Vermont Attorney General TJ Donovan is joining a multi-state lawsuit to fight Trump administration efforts to dismantle the Clean Power Plan, a creation of the Obama administration that seeks to restrict emissions from power plants.
The Environmental Protection Agency is looking to replace the old CPP with the Affordable Clean Energy (ACE) rule, which seeks to loosen emission standards.
In the lawsuit, Vermont is joining 21 other states, the District of Columbia and six cities.
“Today’s action is the latest step in our fight for the Clean Power Plan,” Donovan said in a press release. “The climate crisis is real. It is already impacting Vermont with increasingly severe storms and rising temperatures that threaten our maple and snow sport industries.
“The Clean Power Plan plays a key role in protecting our environment. My office has been fighting for the Clean Power Plan — and our environment — for years and we’re not going to stop.”
The release claims that the CPP would reduce climate change pollution by the equivalent of 160 million cars per year. It also states that the Trump plan only puts emission restrictions on coal-power plants, whereas the CPP included gas-fired plants as well. It adds that the CPP allows utilities to shift energy generation over to natural gas, wind and solar in order to meet compliance, whereas this new plan is less flexible.
“The Vermont Attorney General has been active in defending the Clean Power Plan for years and was a member of the coalitions that intervened in defense of the Clean Power Plan and the companion rule for new power plants against legal challenges in the D.C. Circuit Court of Appeals in 2015,” it states.
This is not the first time the Obama energy policy was involved in litigation. During Obama’s time in office, 24 states sued to prevent the CPP from being enacted and the Supreme Court acted to temporarily halt its implementation.
Obama long ago made his intentions clear when it comes to energy policy and the fate of coal power plants in an interview with the San Fransisco Chronical in 2008.
“So if somebody wants to build a coal-powered plant, they can; it’s just that it will bankrupt them, because they’re going to be charged a huge sum for all that greenhouse gas that’s being emitted,” he said.
According to a DailyCaller.com report, the Obama era regulations would have done serious damage to the coal industry, which remains one of the cheaper forms of energy.
“Obama’s rule was expected to force more coal power plants and mines to close down, costing thousands of jobs in the process,” the report states. “Nearly 40 percent of coal-fired power capacity has been retired or announced plans to retired as a result of market forces, technological change and an increase in regulations, according to some experts.”
The article continues that if the U.S. Supreme Court takes up the case and if they rule in favor of the Trump administration, it could set the precedent that the Clean Air Act does not permit governments to enact sweeping restrictions on energy production.
A report by the Institute for Energy Research suggests that new coal powerplant technology filters out most dangerous emissions.
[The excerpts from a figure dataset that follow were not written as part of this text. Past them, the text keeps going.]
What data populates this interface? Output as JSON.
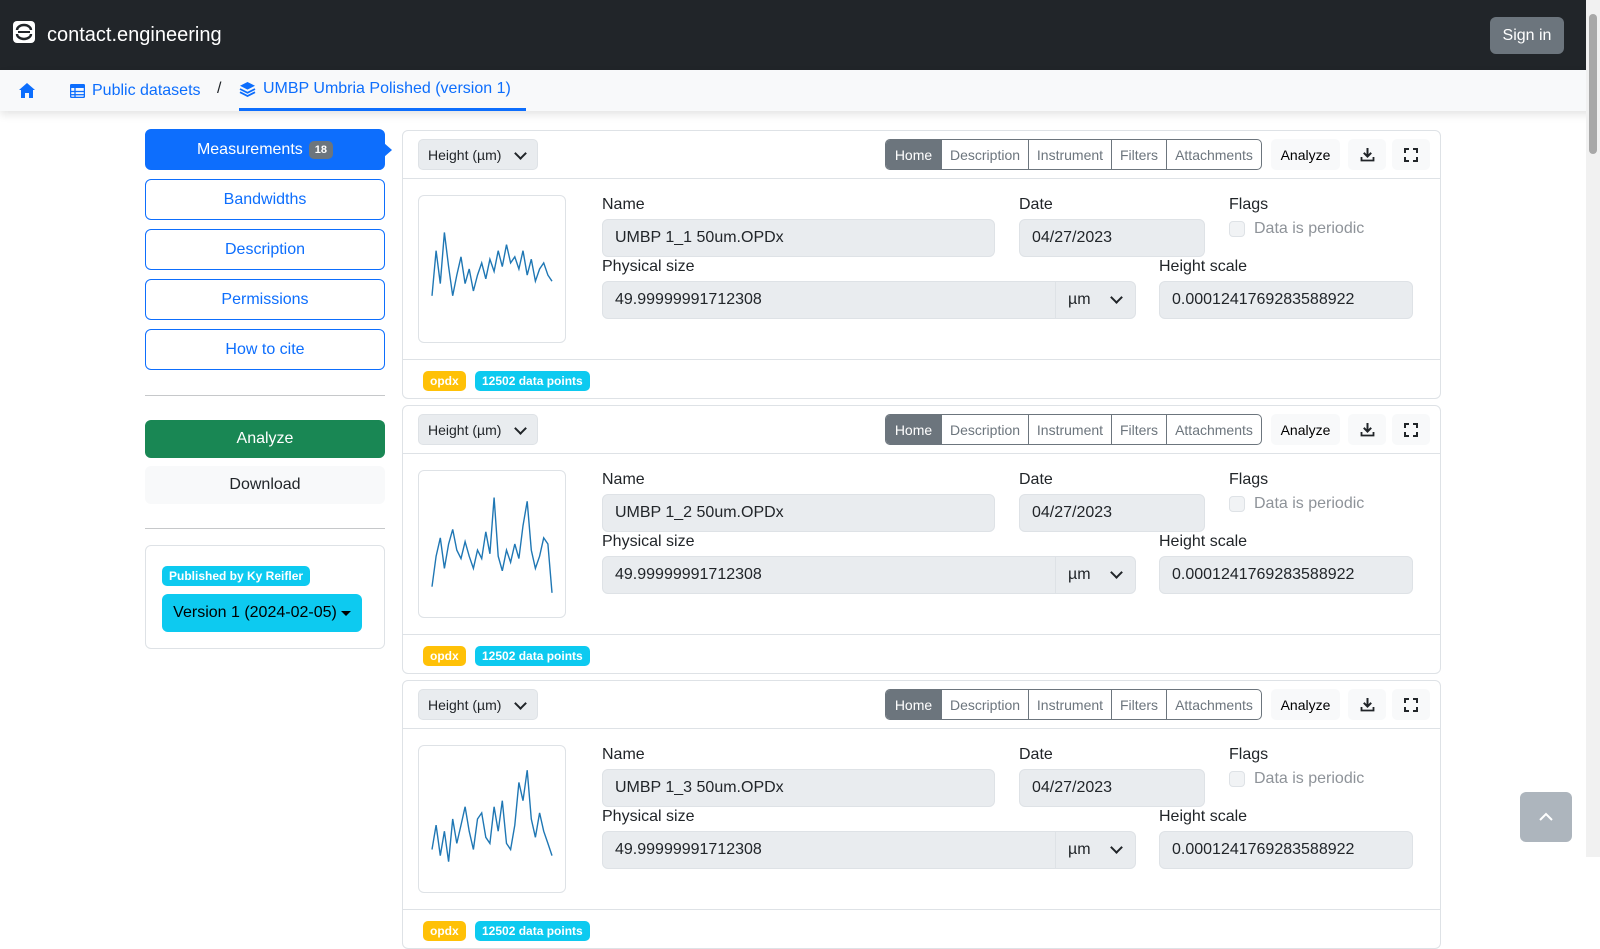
{
  "navbar": {
    "brand": "contact.engineering",
    "signin_label": "Sign in"
  },
  "breadcrumb": {
    "items": [
      {
        "label": "",
        "icon": "home-icon"
      },
      {
        "label": "Public datasets",
        "icon": "table-icon"
      },
      {
        "label": "UMBP Umbria Polished (version 1)",
        "icon": "layers-icon",
        "active": true
      }
    ],
    "separator": "/"
  },
  "sidebar": {
    "measurements_label": "Measurements",
    "measurements_count": "18",
    "items": [
      "Bandwidths",
      "Description",
      "Permissions",
      "How to cite"
    ],
    "analyze_label": "Analyze",
    "download_label": "Download",
    "published_by": "Published by Ky Reifler",
    "version_label": "Version 1 (2024-02-05)"
  },
  "card_labels": {
    "channel": "Height (µm)",
    "tabs": [
      "Home",
      "Description",
      "Instrument",
      "Filters",
      "Attachments"
    ],
    "analyze": "Analyze",
    "name": "Name",
    "date": "Date",
    "flags": "Flags",
    "periodic": "Data is periodic",
    "physical_size": "Physical size",
    "height_scale": "Height scale"
  },
  "measurements": [
    {
      "name": "UMBP 1_1 50um.OPDx",
      "date": "04/27/2023",
      "physical_size": "49.99999991712308",
      "unit": "µm",
      "height_scale": "0.0001241769283588922",
      "format_badge": "opdx",
      "points_badge": "12502 data points",
      "profile": [
        0.72,
        0.35,
        0.62,
        0.2,
        0.48,
        0.72,
        0.55,
        0.4,
        0.62,
        0.5,
        0.68,
        0.55,
        0.45,
        0.58,
        0.42,
        0.52,
        0.35,
        0.48,
        0.3,
        0.45,
        0.4,
        0.5,
        0.35,
        0.55,
        0.42,
        0.6,
        0.5,
        0.45,
        0.55,
        0.6
      ]
    },
    {
      "name": "UMBP 1_2 50um.OPDx",
      "date": "04/27/2023",
      "physical_size": "49.99999991712308",
      "unit": "µm",
      "height_scale": "0.0001241769283588922",
      "format_badge": "opdx",
      "points_badge": "12502 data points",
      "profile": [
        0.85,
        0.6,
        0.45,
        0.7,
        0.5,
        0.38,
        0.55,
        0.62,
        0.48,
        0.6,
        0.7,
        0.55,
        0.62,
        0.4,
        0.58,
        0.12,
        0.6,
        0.72,
        0.55,
        0.65,
        0.5,
        0.62,
        0.35,
        0.15,
        0.55,
        0.7,
        0.6,
        0.45,
        0.5,
        0.9
      ]
    },
    {
      "name": "UMBP 1_3 50um.OPDx",
      "date": "04/27/2023",
      "physical_size": "49.99999991712308",
      "unit": "µm",
      "height_scale": "0.0001241769283588922",
      "format_badge": "opdx",
      "points_badge": "12502 data points",
      "profile": [
        0.75,
        0.55,
        0.8,
        0.6,
        0.85,
        0.5,
        0.7,
        0.55,
        0.4,
        0.6,
        0.75,
        0.5,
        0.45,
        0.65,
        0.7,
        0.4,
        0.6,
        0.35,
        0.7,
        0.75,
        0.55,
        0.2,
        0.35,
        0.1,
        0.5,
        0.65,
        0.45,
        0.6,
        0.7,
        0.8
      ]
    }
  ],
  "colors": {
    "primary": "#0d6efd",
    "navbar": "#212529",
    "success": "#198754",
    "info": "#0dcaf0",
    "warning": "#ffc107",
    "secondary": "#6c757d",
    "plot_line": "#1f77b4"
  }
}
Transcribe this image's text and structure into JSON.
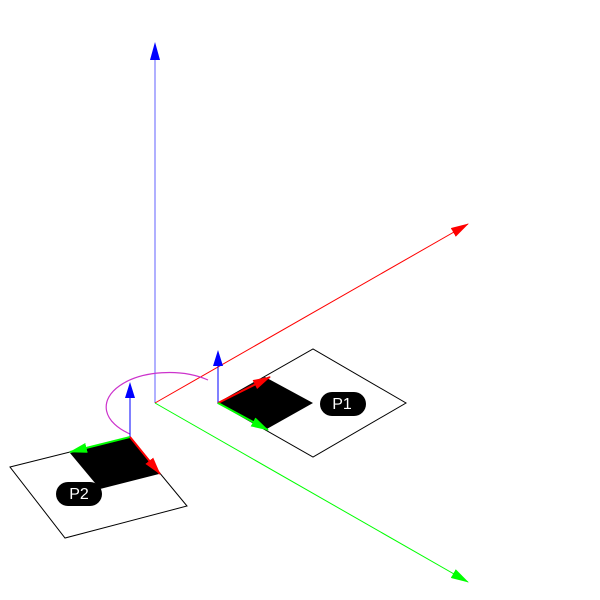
{
  "planes": [
    {
      "label": "P1"
    },
    {
      "label": "P2"
    }
  ]
}
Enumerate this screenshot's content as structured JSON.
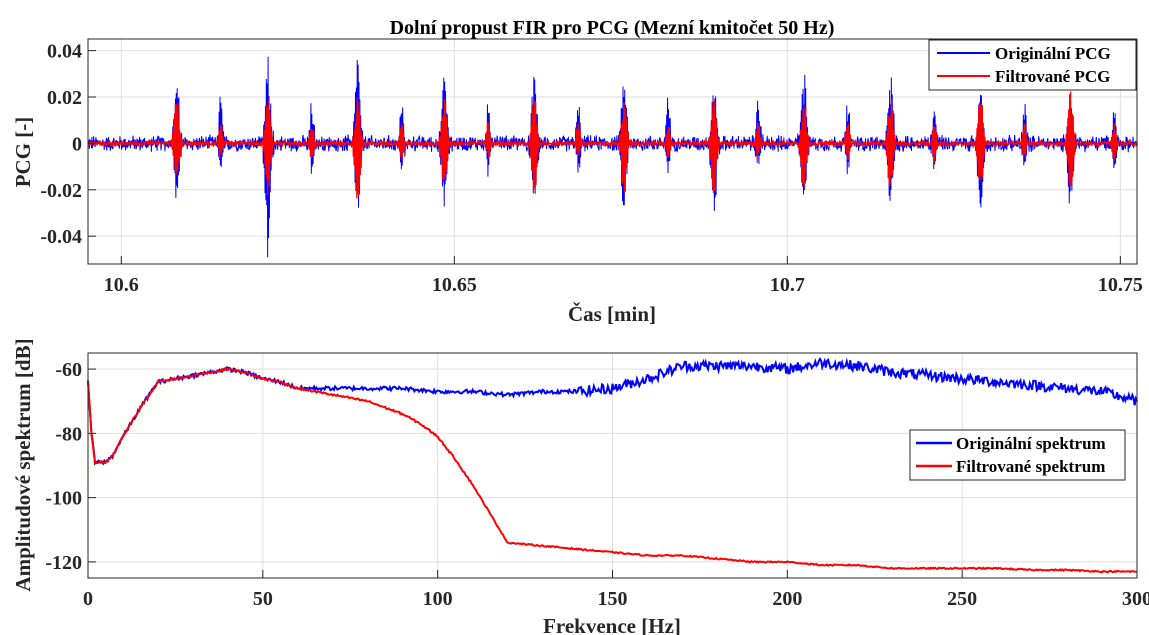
{
  "chart_data": [
    {
      "type": "line",
      "title": "Dolní propust FIR pro PCG (Mezní kmitočet 50 Hz)",
      "xlabel": "Čas [min]",
      "ylabel": "PCG [-]",
      "xlim": [
        10.595,
        10.7525
      ],
      "ylim": [
        -0.052,
        0.045
      ],
      "x_ticks": [
        10.6,
        10.65,
        10.7,
        10.75
      ],
      "x_tick_labels": [
        "10.6",
        "10.65",
        "10.7",
        "10.75"
      ],
      "y_ticks": [
        -0.04,
        -0.02,
        0,
        0.02,
        0.04
      ],
      "y_tick_labels": [
        "-0.04",
        "-0.02",
        "0",
        "0.02",
        "0.04"
      ],
      "grid": true,
      "legend_position": "top-right",
      "series": [
        {
          "name": "Originální PCG",
          "color": "#0000ff",
          "beat_times": [
            10.6083,
            10.622,
            10.6355,
            10.6485,
            10.662,
            10.6755,
            10.689,
            10.7025,
            10.7155,
            10.729,
            10.7425
          ],
          "noise_amplitude": 0.004,
          "s1_peaks": [
            0.028,
            0.036,
            0.037,
            0.03,
            0.03,
            0.03,
            0.03,
            0.03,
            0.029,
            0.025,
            0.024
          ],
          "s1_troughs": [
            -0.023,
            -0.049,
            -0.031,
            -0.033,
            -0.03,
            -0.03,
            -0.03,
            -0.029,
            -0.028,
            -0.03,
            -0.031
          ],
          "s2_peaks": [
            0.02,
            0.02,
            0.019,
            0.018,
            0.02,
            0.02,
            0.019,
            0.018,
            0.019,
            0.018,
            0.017
          ],
          "s2_troughs": [
            -0.012,
            -0.013,
            -0.013,
            -0.012,
            -0.012,
            -0.012,
            -0.012,
            -0.012,
            -0.011,
            -0.012,
            -0.011
          ]
        },
        {
          "name": "Filtrované PCG",
          "color": "#ff0000",
          "beat_times": [
            10.6083,
            10.622,
            10.6355,
            10.6485,
            10.662,
            10.6755,
            10.689,
            10.7025,
            10.7155,
            10.729,
            10.7425
          ],
          "noise_amplitude": 0.0012,
          "s1_peaks": [
            0.022,
            0.022,
            0.021,
            0.02,
            0.022,
            0.02,
            0.021,
            0.02,
            0.02,
            0.023,
            0.023
          ],
          "s1_troughs": [
            -0.018,
            -0.024,
            -0.035,
            -0.024,
            -0.024,
            -0.024,
            -0.024,
            -0.024,
            -0.024,
            -0.024,
            -0.024
          ],
          "s2_peaks": [
            0.01,
            0.011,
            0.011,
            0.01,
            0.01,
            0.01,
            0.01,
            0.01,
            0.01,
            0.009,
            0.009
          ],
          "s2_troughs": [
            -0.008,
            -0.008,
            -0.008,
            -0.008,
            -0.008,
            -0.008,
            -0.008,
            -0.008,
            -0.008,
            -0.008,
            -0.008
          ]
        }
      ]
    },
    {
      "type": "line",
      "title": "",
      "xlabel": "Frekvence [Hz]",
      "ylabel": "Amplitudové spektrum [dB]",
      "xlim": [
        0,
        300
      ],
      "ylim": [
        -125,
        -55
      ],
      "x_ticks": [
        0,
        50,
        100,
        150,
        200,
        250,
        300
      ],
      "x_tick_labels": [
        "0",
        "50",
        "100",
        "150",
        "200",
        "250",
        "300"
      ],
      "y_ticks": [
        -120,
        -100,
        -80,
        -60
      ],
      "y_tick_labels": [
        "-120",
        "-100",
        "-80",
        "-60"
      ],
      "grid": true,
      "legend_position": "right",
      "series": [
        {
          "name": "Originální spektrum",
          "color": "#0000ff",
          "x": [
            0,
            1,
            2,
            3,
            5,
            7,
            10,
            15,
            20,
            25,
            30,
            35,
            40,
            45,
            50,
            55,
            60,
            70,
            80,
            90,
            100,
            110,
            120,
            130,
            140,
            150,
            160,
            170,
            180,
            190,
            200,
            210,
            220,
            230,
            240,
            250,
            260,
            270,
            280,
            290,
            300
          ],
          "y": [
            -64,
            -80,
            -89,
            -89,
            -89,
            -87,
            -81,
            -72,
            -64,
            -63,
            -62,
            -61,
            -60,
            -61,
            -63,
            -64,
            -66,
            -66,
            -66,
            -66,
            -67,
            -67,
            -68,
            -67,
            -67,
            -66,
            -63,
            -59,
            -59,
            -59,
            -60,
            -58,
            -59,
            -61,
            -62,
            -63,
            -64,
            -65,
            -66,
            -67,
            -70
          ]
        },
        {
          "name": "Filtrované spektrum",
          "color": "#ff0000",
          "x": [
            0,
            1,
            2,
            3,
            5,
            7,
            10,
            15,
            20,
            25,
            30,
            35,
            40,
            45,
            50,
            55,
            60,
            65,
            70,
            75,
            80,
            85,
            90,
            95,
            100,
            105,
            110,
            115,
            120,
            130,
            140,
            150,
            160,
            170,
            180,
            190,
            200,
            210,
            220,
            230,
            240,
            250,
            260,
            270,
            280,
            290,
            300
          ],
          "y": [
            -64,
            -80,
            -89,
            -89,
            -89,
            -87,
            -81,
            -72,
            -64,
            -63,
            -62,
            -61,
            -60,
            -61,
            -63,
            -64,
            -66,
            -67,
            -68,
            -69,
            -70,
            -72,
            -74,
            -77,
            -81,
            -88,
            -96,
            -105,
            -114,
            -115,
            -116,
            -117,
            -118,
            -118,
            -119,
            -120,
            -120,
            -121,
            -121,
            -122,
            -122,
            -122,
            -122,
            -122.5,
            -122.5,
            -123,
            -123
          ]
        }
      ]
    }
  ]
}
“According to the National Energy Technology Laboratory (NETL), a new pulverized coal plant (operating at lower, ‘subcritical’ temperatures and pressures) reduces the emission of NOx [nitrogen oxide] by 83 percent, SO2 [sulfur dioxide] by 98 percent and PM [particulate matter] by 99.8 percent, as compared with a similar plant having no pollution controls. Undoubtedly, air quality will continue to improve in the future because of improved technology.”
William Short, an energy consultant based in New York City, said, “the [CPP] would put great burdens on fossil generation and very heavy burdens on coal.”
He added that any struggle over the fate of coal power is almost a moot point because at the moment natural gas is much cheaper and outputs half the emissions of coal.
“Nothing in the near-term is going to change that conclusion,” he told True North in an email. “With $2/MMBTU [British thermal unit] gas at the burner tip, you generate electricity at $14/MWh [megawatt hour]. For an oil-fired plant, the oil would have to cost about $8/bbl [barrel] at the burner tip and, for a coal-fired plant, the coal at the burner tip would have to cost $31/ton to match the cost of natural gas-fired power. Today, oil is closer to $50-60/bbl and coal delivered to New England is probably closer to $90-100/ton.”